How you can cure hot flushes if you’re going through the menopause

Now here’s some good news for women approaching or going through the menopause: ­exercise could be the cure for your hot flushes as long as it’s vigorous enough.

The theory is simple. Athletes can regulate body temperature better than unfit people due to the fact that they exercise so much.

So could exercise help women suffering hot flushes and night sweats – which are due to an inability to control body temperature – reset their internal ­thermostat?

Could this prevent them breaking out in a sweat at normal temperatures and spending nights soaked in sweat?

To test this theory, researchers at Liverpool’s John Moores University put women through their paces.


They decided to look at the effects of strenuous workouts in 21 menopausal women who didn’t currently exercise but were having hot flushes.

According to diaries each woman kept for a week, some were having 100 or more hot flushes per week at the outset.

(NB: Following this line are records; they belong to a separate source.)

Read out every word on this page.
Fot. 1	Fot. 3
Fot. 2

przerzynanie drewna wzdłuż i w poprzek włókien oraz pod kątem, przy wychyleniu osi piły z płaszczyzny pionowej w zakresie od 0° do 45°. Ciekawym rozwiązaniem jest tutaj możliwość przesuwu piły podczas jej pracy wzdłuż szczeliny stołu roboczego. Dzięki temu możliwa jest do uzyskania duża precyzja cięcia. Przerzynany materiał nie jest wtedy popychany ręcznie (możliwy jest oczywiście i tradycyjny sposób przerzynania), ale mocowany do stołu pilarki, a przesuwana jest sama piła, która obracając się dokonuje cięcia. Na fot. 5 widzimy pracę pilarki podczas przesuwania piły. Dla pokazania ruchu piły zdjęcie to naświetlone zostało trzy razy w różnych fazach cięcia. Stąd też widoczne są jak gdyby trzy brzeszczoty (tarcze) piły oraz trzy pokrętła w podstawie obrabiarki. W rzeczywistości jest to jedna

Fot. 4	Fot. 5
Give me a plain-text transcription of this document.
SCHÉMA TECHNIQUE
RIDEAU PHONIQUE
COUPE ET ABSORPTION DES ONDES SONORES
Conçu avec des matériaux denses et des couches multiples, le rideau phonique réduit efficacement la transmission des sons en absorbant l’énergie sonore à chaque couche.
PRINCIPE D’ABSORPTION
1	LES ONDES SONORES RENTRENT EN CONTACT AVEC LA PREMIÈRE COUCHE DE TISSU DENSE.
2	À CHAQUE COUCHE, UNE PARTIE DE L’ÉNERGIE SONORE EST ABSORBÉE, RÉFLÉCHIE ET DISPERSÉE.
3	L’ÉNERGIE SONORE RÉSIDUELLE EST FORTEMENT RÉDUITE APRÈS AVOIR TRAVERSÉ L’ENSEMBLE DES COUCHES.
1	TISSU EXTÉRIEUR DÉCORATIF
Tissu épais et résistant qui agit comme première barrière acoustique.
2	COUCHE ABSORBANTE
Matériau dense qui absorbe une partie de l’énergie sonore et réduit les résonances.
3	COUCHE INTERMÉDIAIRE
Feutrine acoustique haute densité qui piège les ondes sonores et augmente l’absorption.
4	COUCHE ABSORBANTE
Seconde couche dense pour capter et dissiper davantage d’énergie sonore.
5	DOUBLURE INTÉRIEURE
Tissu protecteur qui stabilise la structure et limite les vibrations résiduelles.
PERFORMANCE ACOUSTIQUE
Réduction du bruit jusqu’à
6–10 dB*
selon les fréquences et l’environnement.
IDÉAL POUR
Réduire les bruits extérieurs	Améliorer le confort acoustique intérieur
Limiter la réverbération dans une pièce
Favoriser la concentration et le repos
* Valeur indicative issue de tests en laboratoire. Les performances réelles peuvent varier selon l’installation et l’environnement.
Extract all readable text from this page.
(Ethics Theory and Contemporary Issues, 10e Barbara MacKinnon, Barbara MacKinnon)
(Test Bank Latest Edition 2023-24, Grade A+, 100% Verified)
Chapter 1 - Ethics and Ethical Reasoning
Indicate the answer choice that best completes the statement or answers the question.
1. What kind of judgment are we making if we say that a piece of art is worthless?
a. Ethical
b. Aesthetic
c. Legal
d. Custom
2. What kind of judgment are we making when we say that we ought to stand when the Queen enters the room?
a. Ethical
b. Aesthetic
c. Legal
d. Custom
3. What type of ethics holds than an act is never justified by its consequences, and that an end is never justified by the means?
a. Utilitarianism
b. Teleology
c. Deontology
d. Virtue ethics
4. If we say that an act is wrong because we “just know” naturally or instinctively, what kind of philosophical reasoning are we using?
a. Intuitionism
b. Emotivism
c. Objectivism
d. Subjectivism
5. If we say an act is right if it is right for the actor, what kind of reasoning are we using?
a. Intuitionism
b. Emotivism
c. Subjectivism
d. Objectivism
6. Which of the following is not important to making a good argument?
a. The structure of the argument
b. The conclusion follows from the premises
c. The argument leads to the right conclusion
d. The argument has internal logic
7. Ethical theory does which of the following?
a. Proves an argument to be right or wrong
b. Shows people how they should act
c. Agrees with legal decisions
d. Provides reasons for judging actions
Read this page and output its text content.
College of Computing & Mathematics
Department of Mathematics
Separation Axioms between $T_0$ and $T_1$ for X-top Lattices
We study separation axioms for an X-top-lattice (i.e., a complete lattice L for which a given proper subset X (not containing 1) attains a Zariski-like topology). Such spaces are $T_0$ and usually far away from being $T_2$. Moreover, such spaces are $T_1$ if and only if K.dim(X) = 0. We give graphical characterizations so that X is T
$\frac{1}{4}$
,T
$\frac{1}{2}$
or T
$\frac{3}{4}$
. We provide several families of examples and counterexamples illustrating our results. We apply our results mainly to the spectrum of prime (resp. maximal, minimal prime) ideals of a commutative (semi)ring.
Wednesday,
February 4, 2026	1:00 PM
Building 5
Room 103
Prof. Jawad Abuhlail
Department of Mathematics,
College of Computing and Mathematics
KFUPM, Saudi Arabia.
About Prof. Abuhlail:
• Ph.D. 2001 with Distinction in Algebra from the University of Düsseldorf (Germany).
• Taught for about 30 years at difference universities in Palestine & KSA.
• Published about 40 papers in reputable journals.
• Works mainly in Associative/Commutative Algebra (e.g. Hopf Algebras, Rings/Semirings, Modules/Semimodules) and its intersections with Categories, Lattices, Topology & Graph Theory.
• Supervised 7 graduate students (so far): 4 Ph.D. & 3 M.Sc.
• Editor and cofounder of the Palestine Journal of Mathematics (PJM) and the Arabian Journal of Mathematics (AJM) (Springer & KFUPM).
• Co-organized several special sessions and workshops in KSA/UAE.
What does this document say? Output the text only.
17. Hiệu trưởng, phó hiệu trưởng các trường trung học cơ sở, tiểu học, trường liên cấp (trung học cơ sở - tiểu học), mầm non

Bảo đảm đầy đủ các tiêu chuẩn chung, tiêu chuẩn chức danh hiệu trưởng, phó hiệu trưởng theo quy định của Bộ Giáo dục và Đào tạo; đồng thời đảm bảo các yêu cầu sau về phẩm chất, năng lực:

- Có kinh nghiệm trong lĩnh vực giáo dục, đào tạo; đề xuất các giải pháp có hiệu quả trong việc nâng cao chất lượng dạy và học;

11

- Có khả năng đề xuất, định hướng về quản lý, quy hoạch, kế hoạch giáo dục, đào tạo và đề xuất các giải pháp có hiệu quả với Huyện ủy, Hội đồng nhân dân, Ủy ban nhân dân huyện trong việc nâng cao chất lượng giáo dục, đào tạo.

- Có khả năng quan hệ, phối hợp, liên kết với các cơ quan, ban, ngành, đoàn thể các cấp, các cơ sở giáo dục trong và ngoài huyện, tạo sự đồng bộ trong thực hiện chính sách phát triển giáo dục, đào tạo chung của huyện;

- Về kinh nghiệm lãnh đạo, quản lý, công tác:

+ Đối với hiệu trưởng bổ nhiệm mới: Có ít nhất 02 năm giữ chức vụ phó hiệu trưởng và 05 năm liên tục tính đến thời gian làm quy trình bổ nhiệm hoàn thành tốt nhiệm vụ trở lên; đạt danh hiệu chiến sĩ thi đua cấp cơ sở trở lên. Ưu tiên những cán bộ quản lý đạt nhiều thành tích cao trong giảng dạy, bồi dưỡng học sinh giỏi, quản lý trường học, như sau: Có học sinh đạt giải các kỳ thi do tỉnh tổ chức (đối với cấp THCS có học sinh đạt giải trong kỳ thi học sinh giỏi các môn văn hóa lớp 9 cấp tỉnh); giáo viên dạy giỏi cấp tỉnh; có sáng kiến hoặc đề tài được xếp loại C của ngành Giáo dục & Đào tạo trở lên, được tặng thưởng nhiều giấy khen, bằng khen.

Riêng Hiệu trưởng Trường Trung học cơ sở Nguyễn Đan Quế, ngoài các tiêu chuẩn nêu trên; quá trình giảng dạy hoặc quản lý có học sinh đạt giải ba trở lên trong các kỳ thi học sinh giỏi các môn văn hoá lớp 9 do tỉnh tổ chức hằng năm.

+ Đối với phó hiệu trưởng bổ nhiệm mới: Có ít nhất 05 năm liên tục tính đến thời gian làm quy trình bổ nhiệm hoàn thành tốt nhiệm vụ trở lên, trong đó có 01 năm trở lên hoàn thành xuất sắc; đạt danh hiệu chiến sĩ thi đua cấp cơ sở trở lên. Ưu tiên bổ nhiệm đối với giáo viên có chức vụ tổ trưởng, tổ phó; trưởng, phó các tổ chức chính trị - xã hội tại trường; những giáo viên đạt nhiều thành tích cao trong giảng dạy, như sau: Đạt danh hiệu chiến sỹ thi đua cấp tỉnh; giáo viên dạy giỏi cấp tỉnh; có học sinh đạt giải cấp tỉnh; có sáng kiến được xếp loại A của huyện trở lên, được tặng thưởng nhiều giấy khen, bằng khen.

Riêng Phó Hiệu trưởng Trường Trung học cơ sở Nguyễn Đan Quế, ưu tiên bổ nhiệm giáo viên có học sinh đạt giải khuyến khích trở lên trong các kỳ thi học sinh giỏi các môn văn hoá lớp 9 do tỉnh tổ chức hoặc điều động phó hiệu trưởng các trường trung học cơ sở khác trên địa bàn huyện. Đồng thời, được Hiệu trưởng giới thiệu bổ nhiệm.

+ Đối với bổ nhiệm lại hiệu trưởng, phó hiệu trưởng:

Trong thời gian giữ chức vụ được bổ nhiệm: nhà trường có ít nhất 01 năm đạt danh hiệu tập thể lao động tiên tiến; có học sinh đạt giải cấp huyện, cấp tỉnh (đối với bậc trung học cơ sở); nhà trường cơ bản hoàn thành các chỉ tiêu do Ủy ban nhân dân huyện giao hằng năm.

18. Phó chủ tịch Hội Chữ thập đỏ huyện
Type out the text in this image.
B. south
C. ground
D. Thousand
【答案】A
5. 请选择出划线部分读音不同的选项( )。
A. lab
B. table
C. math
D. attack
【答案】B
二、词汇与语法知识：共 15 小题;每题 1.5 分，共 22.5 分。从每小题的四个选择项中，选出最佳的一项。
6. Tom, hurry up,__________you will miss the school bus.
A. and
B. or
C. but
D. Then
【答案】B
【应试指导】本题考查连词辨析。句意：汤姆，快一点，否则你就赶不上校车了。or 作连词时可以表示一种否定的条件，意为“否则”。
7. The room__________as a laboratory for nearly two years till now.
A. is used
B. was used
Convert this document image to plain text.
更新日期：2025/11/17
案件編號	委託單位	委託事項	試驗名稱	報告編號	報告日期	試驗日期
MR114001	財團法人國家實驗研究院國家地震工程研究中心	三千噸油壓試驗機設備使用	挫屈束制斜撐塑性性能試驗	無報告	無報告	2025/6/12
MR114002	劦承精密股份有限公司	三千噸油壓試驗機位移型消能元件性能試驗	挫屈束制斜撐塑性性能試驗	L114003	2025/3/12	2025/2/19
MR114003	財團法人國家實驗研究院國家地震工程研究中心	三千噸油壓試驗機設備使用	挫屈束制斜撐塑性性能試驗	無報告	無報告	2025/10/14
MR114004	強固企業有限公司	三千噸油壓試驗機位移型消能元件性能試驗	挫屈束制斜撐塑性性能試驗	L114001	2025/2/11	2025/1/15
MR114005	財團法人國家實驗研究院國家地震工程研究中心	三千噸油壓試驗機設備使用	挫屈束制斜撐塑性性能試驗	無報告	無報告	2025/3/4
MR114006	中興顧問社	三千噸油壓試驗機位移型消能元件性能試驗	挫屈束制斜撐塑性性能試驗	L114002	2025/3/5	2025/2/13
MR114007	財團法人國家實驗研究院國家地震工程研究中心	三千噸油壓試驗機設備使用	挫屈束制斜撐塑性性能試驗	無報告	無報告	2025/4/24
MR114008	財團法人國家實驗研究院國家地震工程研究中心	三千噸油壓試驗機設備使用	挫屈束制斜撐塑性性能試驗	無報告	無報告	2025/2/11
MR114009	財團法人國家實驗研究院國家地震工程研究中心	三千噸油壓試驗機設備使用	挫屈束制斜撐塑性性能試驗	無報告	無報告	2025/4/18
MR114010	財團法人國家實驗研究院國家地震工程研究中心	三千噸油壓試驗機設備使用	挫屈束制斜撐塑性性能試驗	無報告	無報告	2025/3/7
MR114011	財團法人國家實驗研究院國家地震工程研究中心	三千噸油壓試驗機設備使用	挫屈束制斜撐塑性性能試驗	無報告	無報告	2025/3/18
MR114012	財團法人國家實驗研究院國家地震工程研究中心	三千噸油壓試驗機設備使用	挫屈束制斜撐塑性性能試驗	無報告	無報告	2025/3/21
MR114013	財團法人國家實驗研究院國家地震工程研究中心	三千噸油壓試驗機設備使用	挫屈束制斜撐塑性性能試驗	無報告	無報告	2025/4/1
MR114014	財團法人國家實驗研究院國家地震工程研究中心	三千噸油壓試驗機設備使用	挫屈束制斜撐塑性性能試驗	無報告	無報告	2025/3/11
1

The team measured each woman’s general health, fitness and blood flow to the brain (which affects heat responses).

To test their ability to respond to heat stress researchers fitted the women with suits that could be filled with water.


By raising the temperature of the water the scientists could induce hot flushes and track each woman’s ability to deal with heat stress.

Fourteen of the women then began on a gradually increasing strenuous exercise programme, while seven, who served as controls, did not.

By the end of four months the women were jogging or pedalling four or five times a week for 45 minutes at a pace that definitely caused them to pant and sweat. The women also kept diaries of their hot flushes and night sweats.

The results were very encouraging. During a hot flush induced by the hot suit, the women perspired less and their skin temperature increased less than the control group. Their hot flushes were also less intense.

But the best bit was they endured far fewer hot flushes – they declined by more than 60%.

Helen Jones, a professor of exercise science at Liverpool, said: ­“Improvements in fitness with a regular exercise programme will have potential benefits on hot flushes.”

And no medication!

So, it’s a good idea for any woman suffering hot flushes to get on her bike.